For the KE of what, exactly? [hint]

BvU said:
Can you express the conservation of momentum in ## \ m_{\rm ball} , \ M_{\rm block},\ v_{\rm ball} , \ V_{\rm block}\ ## before the block is hit and after the ball has come out ?
Before:
mballv
after
mballv/2 + MblockVblock

haruspex said:
For the KE of what, exactly? [hint]
You have the kinetic energy of the ball before it hits the block, and the conservation of momentum before
after it hits you have the kinetic energy of the ball with the reduced speed and for the conservation of momentum I assume now the block will come into play, but I don't know to tie all of this together.

Cocoleia said:
you have the kinetic energy of the ball with the reduced speed
Yes, and of what else?

haruspex said:
Yes, and of what else?
Of the block ?

Cocoleia said:
Of the block ?
Yes

haruspex said:
Yes
Will the block be moving at the same speed as the ball? I don't know how to set up the equations

Cocoleia said:
Will the block be moving at the same speed as the ball
If the ball comes out the other end, then: no.
Cocoleia said:
I don't know how to set up the equations
Not true: you do know. You did it in your post #14. How many unknowns are there ? Remember ##\gamma = m_{\rm ball} / M_{\rm block}##

BvU said:
If the ball comes out the other end, then: no.
Not true: you do know. You did it in your post #14. How many unknowns are there ? Remember ##\gamma = m_{\rm ball} / M_{\rm block}##
Yes, but how do I relate this to the conservation of momentum and how will this lead me to finding my heat loss

Post #14 is conservation of momentum if you equate 'before' and 'after'. It helps you express Vblock in terms of v and ##\gamma##

BvU said:
Post #14 is conservation of momentum if you equate 'before' and 'after'. It helps you express Vblock in terms of v and ##\gamma##
I am able to get for loss of kinetic energy
3/4mballv^2-1/4Mblockγv
How can I refine this to get rid of the m, M and v (like in the initial question)
If I divide this by the initial kinetic energy I end up with
1/4-(γ^2/2)
which is not what I want, I need to get 3/4-γ/4

Cocoleia said:
If I divide this by the initial kinetic energy I end up with
1/4-(γ^2/2)
I do not get that from so dividing. In particular, how does the 3 disappear?

Cocoleia said:
##\frac 34m_{ball}v^2-\frac 14M_{block}γv##
That is not quite right. You omitted the power of 2 on the second velocity (γv) and have dropped a factor.

haruspex said:
That is not quite right. You omitted the power of 2 on the second velocity (γv) and have dropped a factor.
Ok. I fixed the problem. Thanks

## 1. What is loss of kinetic energy due to heat?

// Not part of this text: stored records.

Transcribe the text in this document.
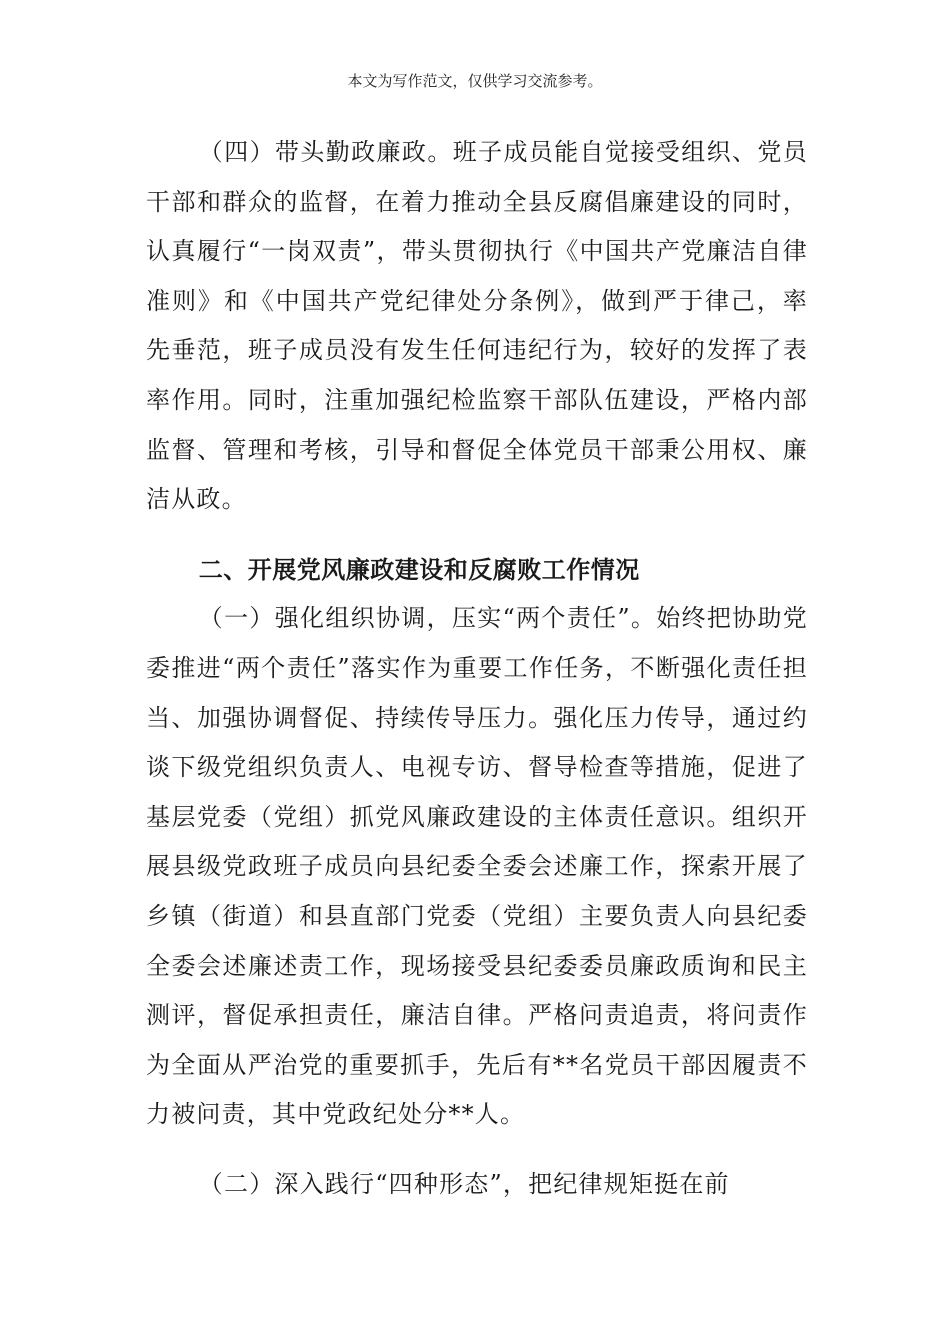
本文为写作范文，仅供学习交流参考。

（四）带头勤政廉政。班子成员能自觉接受组织、党员干部和群众的监督，在着力推动全县反腐倡廉建设的同时，认真履行“一岗双责”，带头贯彻执行《中国共产党廉洁自律准则》和《中国共产党纪律处分条例》，做到严于律己，率先垂范，班子成员没有发生任何违纪行为，较好的发挥了表率作用。同时，注重加强纪检监察干部队伍建设，严格内部监督、管理和考核，引导和督促全体党员干部秉公用权、廉洁从政。

二、开展党风廉政建设和反腐败工作情况

（一）强化组织协调，压实“两个责任”。始终把协助党委推进“两个责任”落实作为重要工作任务，不断强化责任担当、加强协调督促、持续传导压力。强化压力传导，通过约谈下级党组织负责人、电视专访、督导检查等措施，促进了基层党委（党组）抓党风廉政建设的主体责任意识。组织开展县级党政班子成员向县纪委全委会述廉工作，探索开展了乡镇（街道）和县直部门党委（党组）主要负责人向县纪委全委会述廉述责工作，现场接受县纪委委员廉政质询和民主测评，督促承担责任，廉洁自律。严格问责追责，将问责作为全面从严治党的重要抓手，先后有**名党员干部因履责不力被问责，其中党政纪处分**人。

（二）深入践行“四种形态”，把纪律规矩挺在前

Loss of kinetic energy due to heat is the process in which the kinetic energy of an object decreases as it transfers heat energy to its surroundings. This can occur through various mechanisms such as conduction, convection, and radiation.

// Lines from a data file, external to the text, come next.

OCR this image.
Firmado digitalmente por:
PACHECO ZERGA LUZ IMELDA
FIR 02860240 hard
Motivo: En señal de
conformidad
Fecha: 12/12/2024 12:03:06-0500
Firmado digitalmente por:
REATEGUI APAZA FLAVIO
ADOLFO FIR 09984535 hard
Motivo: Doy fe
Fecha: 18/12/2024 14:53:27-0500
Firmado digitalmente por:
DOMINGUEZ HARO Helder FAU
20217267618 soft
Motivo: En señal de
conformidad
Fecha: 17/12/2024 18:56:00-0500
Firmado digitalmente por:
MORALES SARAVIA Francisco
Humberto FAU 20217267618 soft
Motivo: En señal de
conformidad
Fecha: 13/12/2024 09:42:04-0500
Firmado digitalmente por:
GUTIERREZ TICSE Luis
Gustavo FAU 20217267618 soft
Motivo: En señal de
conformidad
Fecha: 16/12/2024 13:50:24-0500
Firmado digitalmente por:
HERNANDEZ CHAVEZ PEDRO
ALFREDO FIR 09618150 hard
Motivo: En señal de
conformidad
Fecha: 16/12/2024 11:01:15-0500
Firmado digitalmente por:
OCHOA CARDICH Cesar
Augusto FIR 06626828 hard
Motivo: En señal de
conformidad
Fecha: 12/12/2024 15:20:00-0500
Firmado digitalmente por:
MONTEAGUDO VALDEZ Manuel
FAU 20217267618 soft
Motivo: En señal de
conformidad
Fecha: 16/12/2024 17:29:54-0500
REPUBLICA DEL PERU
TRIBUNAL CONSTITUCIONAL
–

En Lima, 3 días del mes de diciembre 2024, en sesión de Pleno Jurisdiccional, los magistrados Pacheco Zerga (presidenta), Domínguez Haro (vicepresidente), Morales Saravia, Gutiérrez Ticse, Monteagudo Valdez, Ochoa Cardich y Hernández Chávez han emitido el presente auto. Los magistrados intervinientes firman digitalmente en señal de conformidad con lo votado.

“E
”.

## 2. How does loss of kinetic energy due to heat affect objects?

The loss of kinetic energy due to heat can have various effects on objects depending on the amount of heat transferred and the properties of the object. It can cause a change in temperature, phase change, or even structural changes in the material.

## 3. Can loss of kinetic energy due to heat be prevented?

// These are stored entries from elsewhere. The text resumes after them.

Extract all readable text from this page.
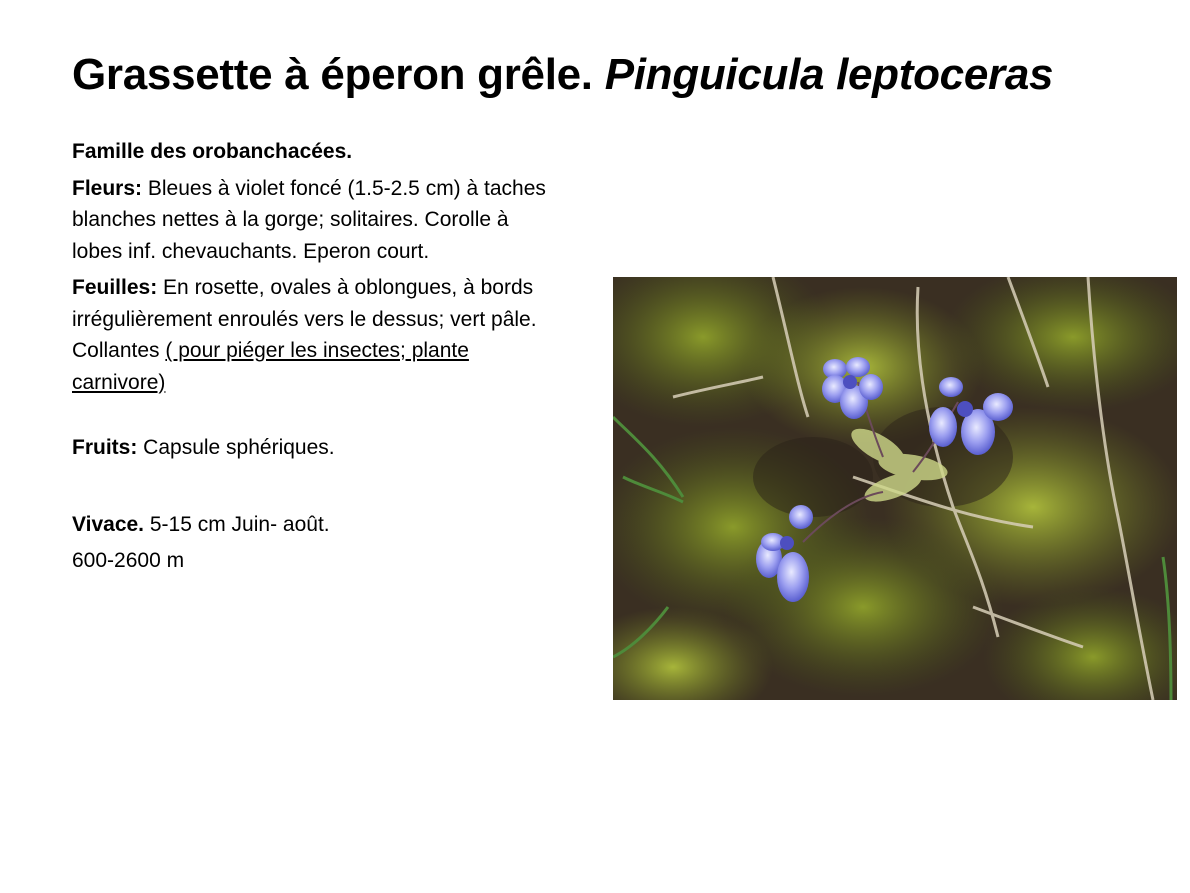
Grassette à éperon grêle. Pinguicula leptoceras

Famille des orobanchacées.

Fleurs: Bleues à violet foncé (1.5-2.5 cm) à taches blanches nettes à la gorge; solitaires. Corolle à lobes inf. chevauchants. Eperon court.

Feuilles: En rosette, ovales à oblongues, à bords irrégulièrement enroulés vers le dessus; vert pâle. Collantes ( pour piéger les insectes; plante carnivore)

Fruits: Capsule sphériques.

Vivace. 5-15 cm Juin- août.

600-2600 m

In most cases, it is not possible to completely prevent the loss of kinetic energy due to heat. However, it can be minimized by using materials with lower thermal conductivity, insulating the object, or reducing the temperature difference between the object and its surroundings.

## 4. How is loss of kinetic energy due to heat measured?

The loss of kinetic energy due to heat is measured using a unit called joules (J). This unit represents the amount of heat energy required to raise the temperature of 1 kilogram of a substance by 1 degree Celsius.

## 5. What are some real-life examples of loss of kinetic energy due to heat?

Some common examples of loss of kinetic energy due to heat include the cooling of a hot cup of coffee, the melting of an ice cube in a warm room, and the transfer of heat from a stove to a pot while cooking. It is a natural process that occurs in many everyday situations.